Wenn ihr meine Gebote haltet, werdet ihr in meiner Liebe bleiben, so wie ich die Gebote meines Vaters gehalten habe und in seiner Liebe bleibe.“
In der Liebe des Heilands zu „bleiben“ ist gleichbedeutend damit, dass wir seine Gnade empfangen und durch sie vervollkommnet werden. Um seine Gnade zu empfangen, müssen wir Glauben an Jesus Christus haben und seine Gebote halten, wozu gehört, dass wir von unseren Sünden umkehren, uns zur Sündenvergebung taufen lassen, den Heiligen Geist empfangen und weiterhin gehorsam auf seinen Wegen wandeln.

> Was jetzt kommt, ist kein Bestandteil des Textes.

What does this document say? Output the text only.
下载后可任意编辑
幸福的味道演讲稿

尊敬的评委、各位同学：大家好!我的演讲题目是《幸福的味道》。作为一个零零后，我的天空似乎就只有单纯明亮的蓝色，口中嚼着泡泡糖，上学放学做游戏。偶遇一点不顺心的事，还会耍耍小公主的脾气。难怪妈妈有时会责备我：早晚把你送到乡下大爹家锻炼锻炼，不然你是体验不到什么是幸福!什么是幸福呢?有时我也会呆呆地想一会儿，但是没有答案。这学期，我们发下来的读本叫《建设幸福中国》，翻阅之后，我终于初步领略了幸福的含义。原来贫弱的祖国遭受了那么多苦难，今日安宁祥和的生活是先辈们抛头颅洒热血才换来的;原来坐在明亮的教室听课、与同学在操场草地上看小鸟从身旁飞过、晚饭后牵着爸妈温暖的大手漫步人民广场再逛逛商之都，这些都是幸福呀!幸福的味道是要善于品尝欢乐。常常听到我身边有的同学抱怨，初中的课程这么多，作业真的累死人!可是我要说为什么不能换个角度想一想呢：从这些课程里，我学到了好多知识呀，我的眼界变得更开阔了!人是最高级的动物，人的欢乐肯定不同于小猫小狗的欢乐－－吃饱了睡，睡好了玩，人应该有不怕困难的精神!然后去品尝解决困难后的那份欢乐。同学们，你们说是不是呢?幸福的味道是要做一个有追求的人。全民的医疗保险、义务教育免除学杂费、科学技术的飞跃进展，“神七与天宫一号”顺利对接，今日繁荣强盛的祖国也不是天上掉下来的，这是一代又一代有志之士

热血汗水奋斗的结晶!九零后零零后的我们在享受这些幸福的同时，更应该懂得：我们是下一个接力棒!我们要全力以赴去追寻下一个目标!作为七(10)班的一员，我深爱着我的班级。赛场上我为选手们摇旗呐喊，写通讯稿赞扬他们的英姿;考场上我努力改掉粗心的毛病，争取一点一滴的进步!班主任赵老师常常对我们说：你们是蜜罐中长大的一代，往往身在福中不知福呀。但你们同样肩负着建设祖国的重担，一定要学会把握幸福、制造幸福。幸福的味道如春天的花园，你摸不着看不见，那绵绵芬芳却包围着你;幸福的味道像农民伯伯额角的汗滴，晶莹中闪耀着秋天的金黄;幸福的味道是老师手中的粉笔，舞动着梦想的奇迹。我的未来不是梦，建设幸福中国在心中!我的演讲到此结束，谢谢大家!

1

Gott liebt uns immer, aber in unseren Sünden kann er uns nicht erretten. Denken Sie an die Worte Amuleks an Zeezrom, dass der Heiland sein Volk nicht in dessen Sünden erlöse, sondern von dessen Sünden, da uns ja Sünde unrein macht und „nichts Unreines … das Himmelreich ererben“ oder in der Gegenwart Gottes bestehen kann. „Und [Christus] ist Macht gegeben vom Vater, [sein Volk] von [dessen] Sünden zu erlösen infolge von Umkehr; darum hat er seine Engel gesandt, die Nachricht von den Bedingungen der Umkehr zu verkünden, die zur Macht des Erlösers führt, zur Errettung ihrer Seele.“
Aus dem Buch Mormon lernen wir, dass der Zweck hinter dem Leiden Christi – dem allerhöchsten Beweis seiner Liebe – darin besteht, „jenes herzliche Erbarmen zuwege zu bringen, das die Gerechtigkeit überwältigt und für den Menschen Mittel zuwege bringt, damit er Glauben zur Umkehr haben kann.

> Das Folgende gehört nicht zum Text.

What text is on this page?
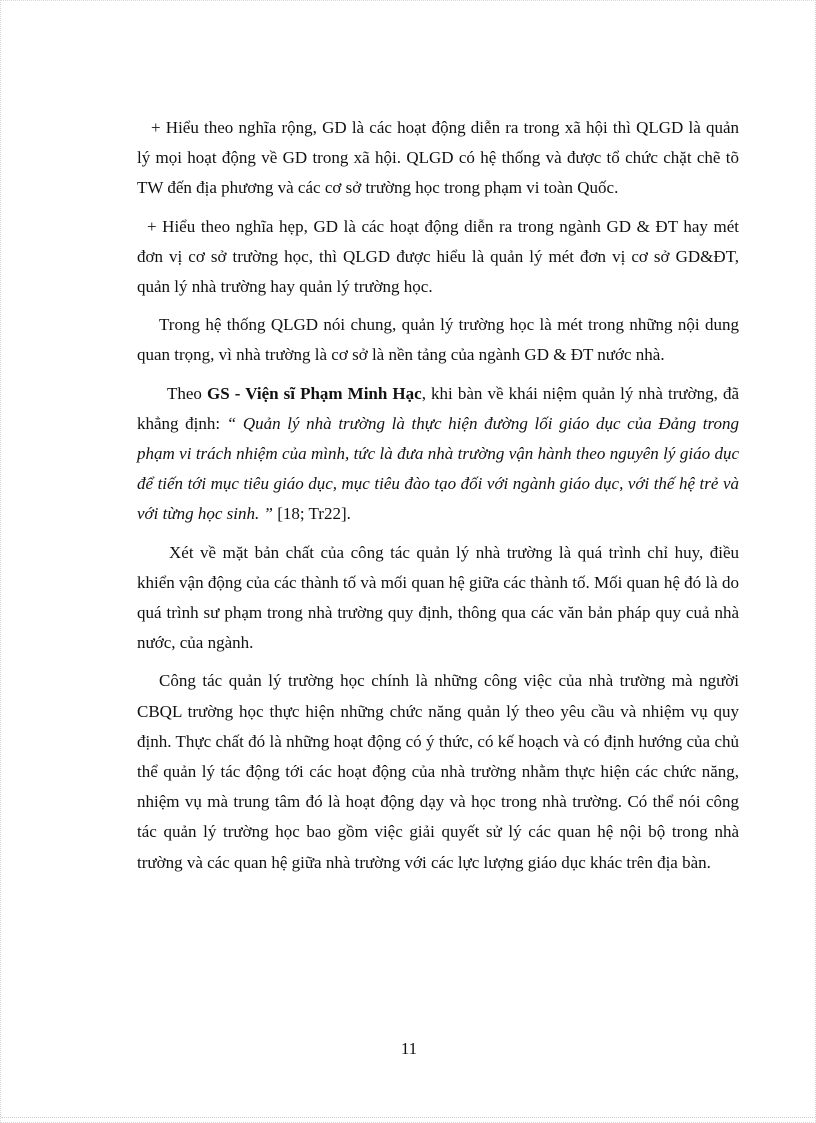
+ Hiểu theo nghĩa rộng, GD là các hoạt động diễn ra trong xã hội thì QLGD là quản lý mọi hoạt động về GD trong xã hội. QLGD có hệ thống và được tổ chức chặt chẽ tõ TW đến địa phương và các cơ sở trường học trong phạm vi toàn Quốc.

+ Hiểu theo nghĩa hẹp, GD là các hoạt động diễn ra trong ngành GD & ĐT hay mét đơn vị cơ sở trường học, thì QLGD được hiểu là quản lý mét đơn vị cơ sở GD&ĐT, quản lý nhà trường hay quản lý trường học.

Trong hệ thống QLGD nói chung, quản lý trường học là mét trong những nội dung quan trọng, vì nhà trường là cơ sở là nền tảng của ngành GD & ĐT nước nhà.

Theo GS - Viện sĩ Phạm Minh Hạc, khi bàn về khái niệm quản lý nhà trường, đã khẳng định: “ Quản lý nhà trường là thực hiện đường lối giáo dục của Đảng trong phạm vi trách nhiệm của mình, tức là đưa nhà trường vận hành theo nguyên lý giáo dục để tiến tới mục tiêu giáo dục, mục tiêu đào tạo đối với ngành giáo dục, với thế hệ trẻ và với từng học sinh. ” [18; Tr22].

Xét về mặt bản chất của công tác quản lý nhà trường là quá trình chỉ huy, điều khiển vận động của các thành tố và mối quan hệ giữa các thành tố. Mối quan hệ đó là do quá trình sư phạm trong nhà trường quy định, thông qua các văn bản pháp quy cuả nhà nước, của ngành.

Công tác quản lý trường học chính là những công việc của nhà trường mà người CBQL trường học thực hiện những chức năng quản lý theo yêu cầu và nhiệm vụ quy định. Thực chất đó là những hoạt động có ý thức, có kế hoạch và có định hướng của chủ thể quản lý tác động tới các hoạt động của nhà trường nhằm thực hiện các chức năng, nhiệm vụ mà trung tâm đó là hoạt động dạy và học trong nhà trường. Có thể nói công tác quản lý trường học bao gồm việc giải quyết sử lý các quan hệ nội bộ trong nhà trường và các quan hệ giữa nhà trường với các lực lượng giáo dục khác trên địa bàn.

11
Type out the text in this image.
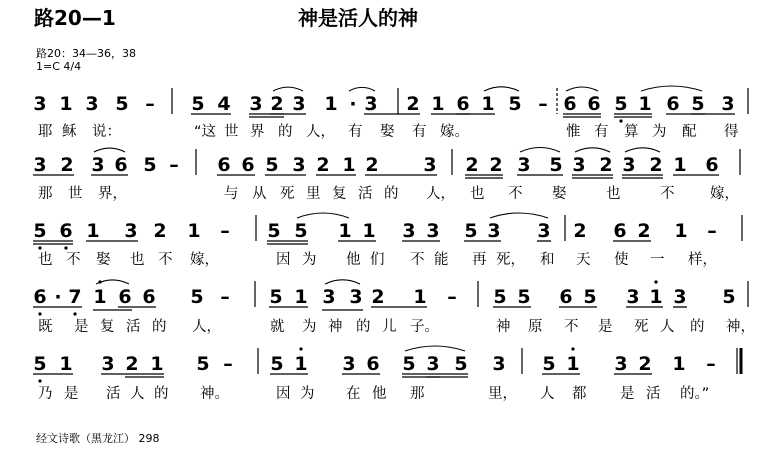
路20—1	神是活人的神
路20：34—36，38
1=C 4/4
3 1 3 5 – 5 4 3 2 3 1 · 3 2 1 6 1 5 – 6 6 5 1 6 5 3
耶 稣 说：	“这 世 界 的 人， 有 娶 有 嫁。	惟 有 算 为 配 得
3 2 3 6 5 – 6 6 5 3 2 1 2 3 2 2 3 5 3 2 3 2 1 6
那 世 界，	与 从 死 里 复 活 的 人， 也 不 娶	也	不 嫁，
5 6 1 3 2 1 – 5 5 1 1 3 3 5 3 3 2 6 2 1 –
也 不 娶 也 不 嫁，	因 为 他 们 不 能 再 死， 和 天 使 一 样，
6 · 7 1 6 6 5 – 5 1 3 3 2 1 – 5 5 6 5 3 1 3 5
既 是 复 活 的 人，	就 为 神 的 儿 子。	神 原 不 是 死 人 的 神，
5 1 3 2 1 5 – 5 1 3 6 5 3 5 3 5 1 3 2 1 –
乃 是 活 人 的 神。	因 为 在 他 那	里， 人 都 是 活 的。”
经文诗歌（黑龙江） 298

Und so kann die Barmherzigkeit die Forderungen der Gerechtigkeit befriedigen und umschließt ihn mit den Armen der Sicherheit, während derjenige, der keinen Glauben zur Umkehr ausübt, dem ganzen Gesetz mit seinen Forderungen der Gerechtigkeit ausgesetzt ist; darum ist nur für den, der Glauben zur Umkehr hat, der große und ewige Plan der Erlösung zuwege gebracht.“
Umkehr ist also sein Geschenk an uns, erkauft durch einen unermesslich hohen Preis.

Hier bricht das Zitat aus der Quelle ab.